What really is Design Thinking?
Coming up with an idea is easy. Coming up with the right one takes work. With design thinking, throwing out what you think you know and starting from scratch opens up all kinds of possibilities.
Rebecca Linke
Design thinking helps organizations and individuals to challenge assumptions, redefine problems, and create innovative solutions, to empathize and ideate and implement this ideas for sustainable development.
Design thinking can be applied to product development, service development, process design, and remakes and even life decisions about your career.
What really is Design Thinking?
Steve Jobs famously said,
“Most people make the mistake of thinking design is what it looks like. People think it’s this veneer – that the designers are handed this box and told, ‘Make it look good!’ That’s not what we think design is. It’s not just what it looks like and feels like. Design is how it works.”

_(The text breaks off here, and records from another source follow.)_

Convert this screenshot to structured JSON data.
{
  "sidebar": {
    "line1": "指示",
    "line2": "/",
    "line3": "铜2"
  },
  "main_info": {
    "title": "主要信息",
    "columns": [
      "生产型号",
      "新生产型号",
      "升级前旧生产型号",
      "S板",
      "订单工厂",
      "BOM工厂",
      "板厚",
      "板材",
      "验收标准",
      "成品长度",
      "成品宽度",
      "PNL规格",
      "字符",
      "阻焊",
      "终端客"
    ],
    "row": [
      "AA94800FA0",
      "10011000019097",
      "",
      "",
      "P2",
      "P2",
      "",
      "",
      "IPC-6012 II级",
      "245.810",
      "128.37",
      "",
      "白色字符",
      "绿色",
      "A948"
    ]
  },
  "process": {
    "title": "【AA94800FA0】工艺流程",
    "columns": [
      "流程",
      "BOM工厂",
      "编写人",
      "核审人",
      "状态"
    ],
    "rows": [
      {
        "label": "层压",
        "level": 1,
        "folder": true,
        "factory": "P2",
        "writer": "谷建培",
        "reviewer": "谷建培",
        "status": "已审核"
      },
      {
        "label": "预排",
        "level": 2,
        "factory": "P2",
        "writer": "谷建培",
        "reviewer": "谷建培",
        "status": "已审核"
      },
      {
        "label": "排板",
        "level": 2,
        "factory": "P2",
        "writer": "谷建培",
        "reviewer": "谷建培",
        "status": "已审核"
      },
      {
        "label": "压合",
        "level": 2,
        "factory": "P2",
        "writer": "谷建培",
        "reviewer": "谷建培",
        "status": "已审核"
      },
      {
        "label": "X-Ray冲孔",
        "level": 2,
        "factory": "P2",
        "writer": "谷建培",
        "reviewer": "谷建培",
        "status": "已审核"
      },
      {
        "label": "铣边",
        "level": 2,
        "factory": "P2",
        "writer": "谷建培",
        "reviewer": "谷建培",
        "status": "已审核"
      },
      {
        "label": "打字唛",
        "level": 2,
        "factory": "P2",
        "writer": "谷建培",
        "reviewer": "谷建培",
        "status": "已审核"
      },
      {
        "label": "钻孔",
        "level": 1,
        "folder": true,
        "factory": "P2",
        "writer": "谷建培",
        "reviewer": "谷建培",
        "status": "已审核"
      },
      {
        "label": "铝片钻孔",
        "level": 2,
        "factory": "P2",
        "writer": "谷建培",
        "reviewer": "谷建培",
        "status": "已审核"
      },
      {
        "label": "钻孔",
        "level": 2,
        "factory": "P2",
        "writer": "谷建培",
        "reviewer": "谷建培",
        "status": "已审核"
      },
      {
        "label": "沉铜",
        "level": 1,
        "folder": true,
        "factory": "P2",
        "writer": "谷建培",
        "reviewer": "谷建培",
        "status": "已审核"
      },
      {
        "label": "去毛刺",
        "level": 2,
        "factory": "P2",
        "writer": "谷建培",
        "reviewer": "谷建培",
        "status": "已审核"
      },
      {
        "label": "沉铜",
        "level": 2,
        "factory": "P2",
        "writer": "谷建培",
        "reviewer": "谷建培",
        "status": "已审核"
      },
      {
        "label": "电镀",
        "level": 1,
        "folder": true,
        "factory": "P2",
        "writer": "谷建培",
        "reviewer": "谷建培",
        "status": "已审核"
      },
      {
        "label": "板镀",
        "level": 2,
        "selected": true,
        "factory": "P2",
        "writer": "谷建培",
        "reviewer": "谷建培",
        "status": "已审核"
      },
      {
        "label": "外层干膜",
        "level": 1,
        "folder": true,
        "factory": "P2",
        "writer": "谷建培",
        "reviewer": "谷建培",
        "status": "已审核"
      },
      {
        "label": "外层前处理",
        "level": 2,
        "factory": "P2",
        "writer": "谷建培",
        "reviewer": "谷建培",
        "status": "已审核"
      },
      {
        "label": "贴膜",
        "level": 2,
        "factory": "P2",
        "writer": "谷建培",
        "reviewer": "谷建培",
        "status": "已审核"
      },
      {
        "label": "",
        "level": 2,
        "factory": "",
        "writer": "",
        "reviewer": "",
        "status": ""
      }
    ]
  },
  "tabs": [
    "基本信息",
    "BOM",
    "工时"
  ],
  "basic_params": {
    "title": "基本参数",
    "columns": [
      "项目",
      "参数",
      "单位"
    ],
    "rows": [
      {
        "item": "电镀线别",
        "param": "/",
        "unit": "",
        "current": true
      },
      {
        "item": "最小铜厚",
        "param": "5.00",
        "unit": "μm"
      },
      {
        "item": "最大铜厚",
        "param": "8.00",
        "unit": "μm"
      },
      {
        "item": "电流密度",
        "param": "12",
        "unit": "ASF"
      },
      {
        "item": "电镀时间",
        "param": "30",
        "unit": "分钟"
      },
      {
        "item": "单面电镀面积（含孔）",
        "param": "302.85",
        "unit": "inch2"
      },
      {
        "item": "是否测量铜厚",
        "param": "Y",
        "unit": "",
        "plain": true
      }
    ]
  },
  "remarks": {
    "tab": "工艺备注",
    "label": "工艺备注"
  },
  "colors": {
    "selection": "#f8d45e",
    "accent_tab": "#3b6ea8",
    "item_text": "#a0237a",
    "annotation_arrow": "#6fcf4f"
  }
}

Tim Brown, CEO of IDEO, the design company that popularised the term design thinking, says,
“Design thinking can be described as a discipline that uses the designer’s sensibility and methods to match people’s needs with what is technologically feasible and what a viable business strategy can convert into customer value and market opportunity.”
Design thinking draws on logic, imagination, intuition and systemic reasoning to explore the possibilities of what could be and to create desired outcomes that benefit the end user (the customer).
A design mindset is not problem-focused, it’s solution-focused and action-oriented. It involves both analysis and imagination.
Design thinking is linked to creating an improved future and seeks to build ideas up – unlike critical thinking, which breaks them down. Problem-solving is making something go away. Creating is bringing something into being. Design thinking on the other hand, informs human-centred innovation and begins with developing an understanding of customers’ or users’ unmet or unarticulated needs. The purpose of design, ultimately, is to improve the quality of life for people and the planet.
Why is Design Thinking Important?
Design is transforming the way leading companies create value. The focus of innovation has shifted from being engineering-driven to design-driven, from product-centric to customer-centric, and from marketing-focused to user-experience-focused. For an increasing number of entrepreneurs, design thinking is at the core of effective strategy development and organisational change.
“Design-thinking firms stand apart in their willingness to engage in the task of continuously redesigning their business… to create advances in both innovation and efficiency – the combination that produces the most powerful competitive edge.”
Roger Martin
What is the driving force behind design thinking?
The biggest driving force is the accelerated rate of change in business and society caused by advances in technology. As companies become more software-driven, and the rate of change increases, so does complexity.
Design thinking is our best tool for sense-making, meaning making, simplifying processes, and improving customer experiences. Additionally, design thinking minimises risk, reduces costs, improves speed, and energises employees.
Design thinking provides leaders with a framework for addressing complex human-centred challenges and making the best possible decisions concerning:
Redefining value; Re-inventing business models; Shifting markets and behaviours, Organisational culture change; Complex societal challenges such as health, education, food, water and climate change; Problems affecting diverse stakeholders and multiple systems.